Overall, however, Dagi characterizes the CHP’s foreign policy less as a break from the foreign policy of the AKP than as “a more balanced continuation of it with slightly more pro-Western overtones.”
And that “slightly” keeps getting slighter.
Anti-Western sentiment has been growing across Turkey for some years now, a nationalist redirection of the country that has constrained even the CHP’s more Atlanticist elements. “The wars in Ukraine and Gaza didn’t mark big turning points,” according to Koru, “because Turkey actually went through this transformation pretty early.” For many Turks, the two conflicts have only confirmed “the idea that the West was hypocritical, couldn’t be trusted, and that the country needs to develop a long-term strategy that’s less and less dependent on its Western alliances.”
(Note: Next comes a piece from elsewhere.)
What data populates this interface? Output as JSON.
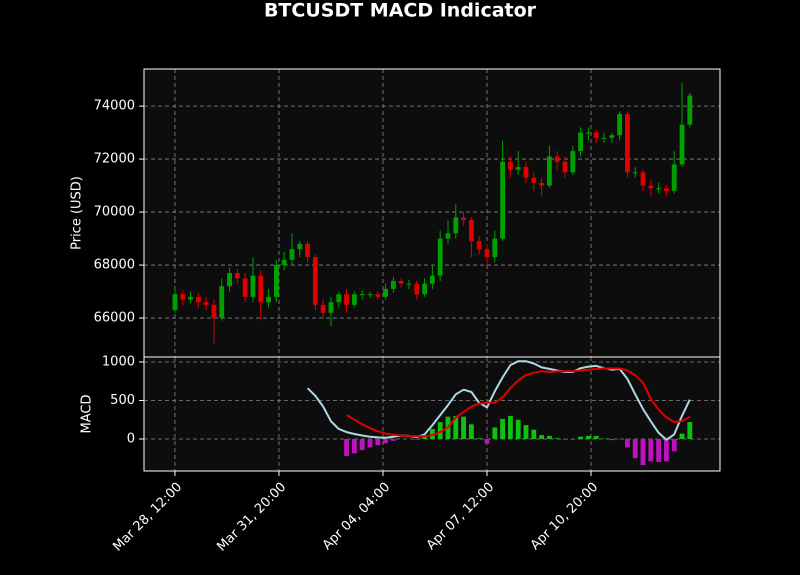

And then there is the perennial rallying power of national security. The CHP might oppose the ideological Islamist rationale of Erdogan’s foreign policy, and yet, Dagi said, it has generally backed military operations in Syria and Iraq that have been presented as countering possible Kurdish insurgencies. In recent elections the CHP has cooperated with the Peoples’ Democratic Party (or HDP), a largely Kurdish bloc. But Dagi called this a limited pragmatic partnership based on a common enemy: “When it comes to the demands of the Kurds for their cultural, social, and political rights, I do not see any understanding among CHP voters or the leadership, for that matter.”
In other words, CHP supporters are not nearly as pro-Western as Erdogan paints them or as many Western observers might hope. And the CHP itself has embraced a foreign policy that is only marginally more pro-Western than that of the AKP. Badem said he believes this is partly because of its perception that Turkey has been made to serve as the EU’s “first line of defense” against migrants. Koru also pointed out that Turkey’s 1974 invasion of Cyprus after a coup d’état by the Greek National Guard was carried out by a CHP government. What’s more, as Koru put it, “Turkey’s Kemalist elite also never managed to get integrated into Western elite circles, the way, say, the Greeks have been able to.”
And now, the two parties’ barely divergent positions on foreign policy actually seem to have converged further since the local elections in March.
The AKP has recently revised its approach to relations with Saudi Arabia and the United Arab Emirates, a form of “selective rapprochement” designed to attract much-needed foreign investment. It has also made gestures toward the United States. The CHP, for its part, has been increasingly muted in its criticisms of the AKP’s foreign policy. According to Dagi, this is because it hopes to win over the security establishment by projecting itself as a responsible opposition party that can work alongside the government when Turkey’s national interests are at stake.
This convergence confirms an established pattern. The CHP’s evolution during the AKP’s more than two decades in power reveals that it is a party willing to adapt its foundational principles. It has shed its fervent secularism and embraced ideas once antithetical to it. The CHP’s laicism was an antidote to Ottomanism and nationalism, a means of escaping the trappings of Empire. But today, despite its recent electoral successes, the party has yet to articulate an attractive alternative message on foreign policy that would distinguish it from the AKP’s increasingly global ambitions. Strategic ambiguity might appeal to a pragmatic security establishment, but it also leaves the CHP in a weak position: Erdogan has politicized foreign policy to his benefit in the past, and with the Century of Türkiye only just beginning, he looks poised to continue in the years ahead.